En el programa de mano de la exposición se explica que antes de que en el siglo XVIII advinieran las estéticas modernas, y con ellas, la autonomía de las bellas artes, éstas habían sido consideradas “artes aplicadas”, es decir, que se creaban con un objetivo particular “aplicado” a la devoción religiosa, la representación del poder, la riqueza, etc. Sabemos que años después, con la llegada de muchos movimientos vanguardistas (futurismo, dadaísmo, constructivismo… ismos todos hartos de la situación “autónoma” en la que se encontraba el arte), se trató de devolver el arte (¿con su potencial transformador?), al ámbito político y social, al mudo doméstico y de las ideas, del que las estéticas y poéticas del arte puro, el esteticismo, y el ideal de l’art pour l’art le habían alejado.

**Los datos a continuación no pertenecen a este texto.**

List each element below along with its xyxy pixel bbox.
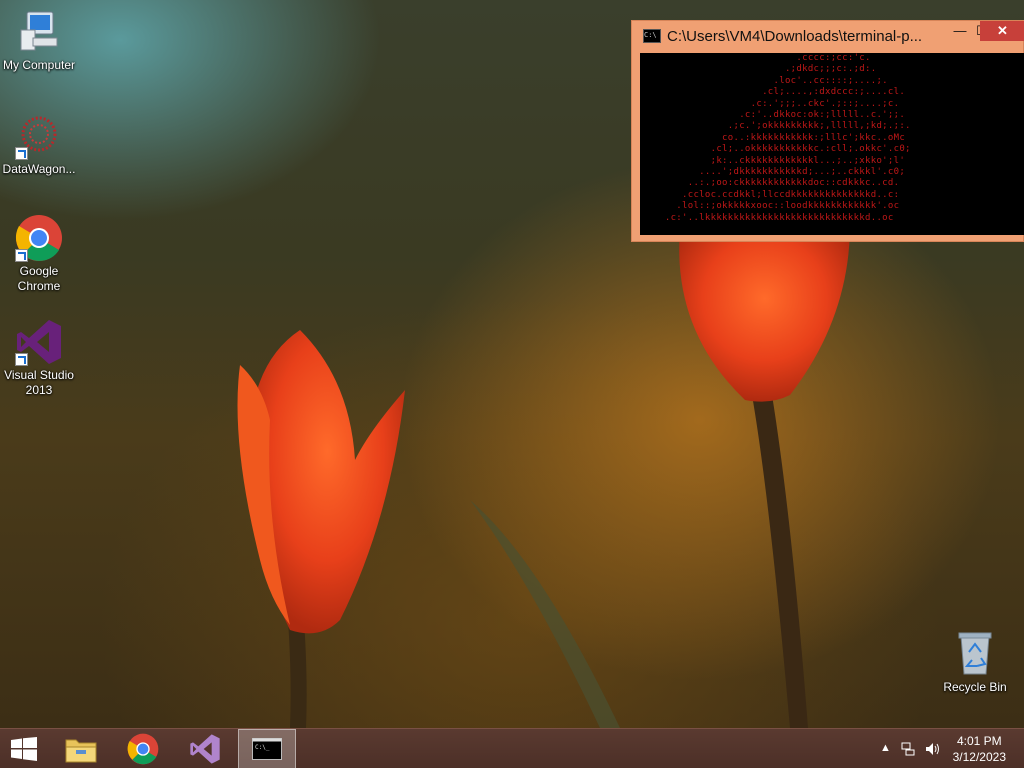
recycle-bin-icon <box>951 630 999 678</box>
shortcut-arrow-icon <box>15 147 28 160</box>
command-prompt-icon: C:\_ <box>252 738 282 760</box>
windows-start-icon <box>11 737 37 761</box>
svg-text:C:\_: C:\_ <box>255 744 270 751</box>
console-ascii-art: .cccc:;cc:'c. .;dkdc;;;c:.;d:. .loc'..cc… <box>664 53 911 223</box>
chrome-icon <box>15 214 63 262</box>
taskbar: C:\_ ▲ 4:01 PM 3/12/2023 <box>0 728 1024 768</box>
system-tray: ▲ 4:01 PM 3/12/2023 <box>864 729 1024 768</box>
shortcut-arrow-icon <box>15 353 28 366</box>
desktop-icon-label: My Computer <box>2 58 76 72</box>
visual-studio-icon <box>190 734 220 764</box>
desktop-icon-label: Google Chrome <box>17 264 61 293</box>
taskbar-visual-studio[interactable] <box>176 729 234 768</box>
network-icon[interactable] <box>900 741 916 760</box>
desktop-icon-datawagon[interactable]: DataWagon... <box>0 112 78 177</box>
close-button[interactable]: ✕ <box>980 21 1024 41</box>
start-button[interactable] <box>0 729 48 768</box>
desktop-icon-visual-studio[interactable]: Visual Studio 2013 <box>0 318 78 398</box>
console-title: C:\Users\VM4\Downloads\terminal-p... <box>667 27 923 45</box>
desktop-icon-label: Recycle Bin <box>943 680 1007 694</box>
clock-time: 4:01 PM <box>956 734 1002 748</box>
desktop-icon-my-computer[interactable]: My Computer <box>0 8 78 73</box>
taskbar-clock[interactable]: 4:01 PM 3/12/2023 <box>953 733 1006 765</box>
command-prompt-icon: C:\ <box>643 29 661 43</box>
console-window[interactable]: C:\ C:\Users\VM4\Downloads\terminal-p...… <box>631 20 1024 242</box>
taskbar-file-explorer[interactable] <box>52 729 110 768</box>
visual-studio-icon <box>15 318 63 366</box>
shortcut-arrow-icon <box>15 249 28 262</box>
desktop-icon-recycle-bin[interactable]: Recycle Bin <box>936 630 1014 695</box>
console-output-area[interactable]: .cccc:;cc:'c. .;dkdc;;;c:.;d:. .loc'..cc… <box>640 53 1024 235</box>
file-explorer-icon <box>65 739 97 763</box>
chrome-icon <box>127 733 159 765</box>
volume-icon[interactable] <box>924 741 942 760</box>
taskbar-command-prompt[interactable]: C:\_ <box>238 729 296 768</box>
show-hidden-icons-chevron[interactable]: ▲ <box>880 742 891 754</box>
clock-date: 3/12/2023 <box>952 750 1006 764</box>
datawagon-icon <box>15 112 63 160</box>
desktop-icon-label: DataWagon... <box>2 162 76 176</box>
desktop-icon-google-chrome[interactable]: Google Chrome <box>0 214 78 294</box>
computer-icon <box>15 8 63 56</box>
taskbar-google-chrome[interactable] <box>114 729 172 768</box>
desktop-icon-label: Visual Studio 2013 <box>4 368 74 397</box>
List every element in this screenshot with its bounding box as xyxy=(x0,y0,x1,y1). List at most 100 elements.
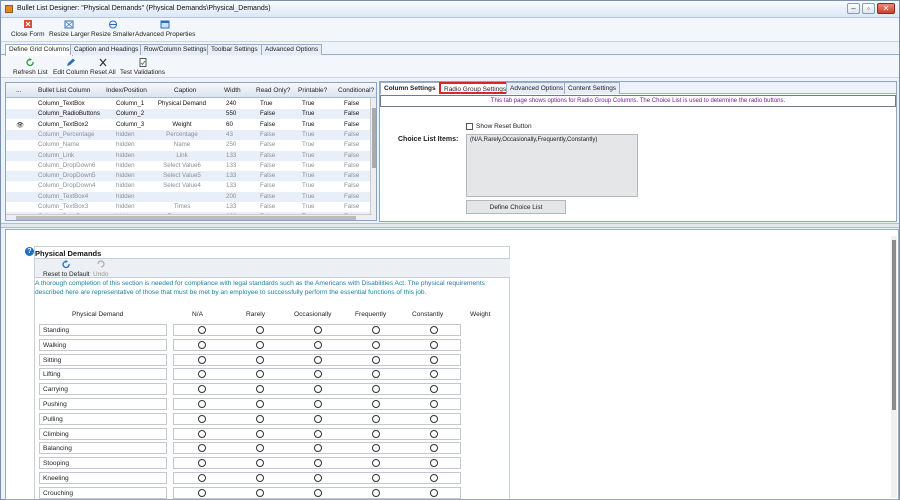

Devolver el arte a la vida… Volviendo a la “experimentación” literaria de hoy, veo una influencia doble de estas vanguardias “históricas” en la obra de muchos artistas actuales — y pienso aquí, sobre todo, en aquellos que algunos hemos nombrado mutantes (y que me interesan a mí porque me parece que lo que hacen está más que requetebién)– que vendría desde el desarrollo de los medios tecnológicos, por un lado, y de la vanguardia literaria en sí, por otro. En lo referente a la evolución estética de los medios, valga recordar los múltiples manifestos y publicaciones pro-cambio de los 1920 que buscaban un nuevo tipo de lenguaje dentro de esos mismos medios tecnológicos que estaban afectando la práctica de los diferentes artistas “de vanguardia” pocos años antes: la nueva tipografía de Jan Tschichold, la nueva visión de Laszlo Moholy-Nagy, la revolución arquitectónica de Le Courbusier, los intentos franceses, alemanes o rusos por crear un lenguaje cinematográfico nuevo y, desde luego (y con más presencia en esta exposición de la Juan March), las innovaciones de diseño gráfico de Aleksander Rodchenko o El Lissitzky.
Me resulta curiosa la vuelta de estos desafíos tipográficos a la sala del museo de la Juan March. Carteles de Opel, Bosh o cigarrillos Manoli junto a pósters llamando a la afiliación soviética, o portadas de antologías poéticas como Las 7 virtudes publicada por Francisco Rivero Gil en 1931, con participación de Gómez de la Serna y Benjamín Jarnés.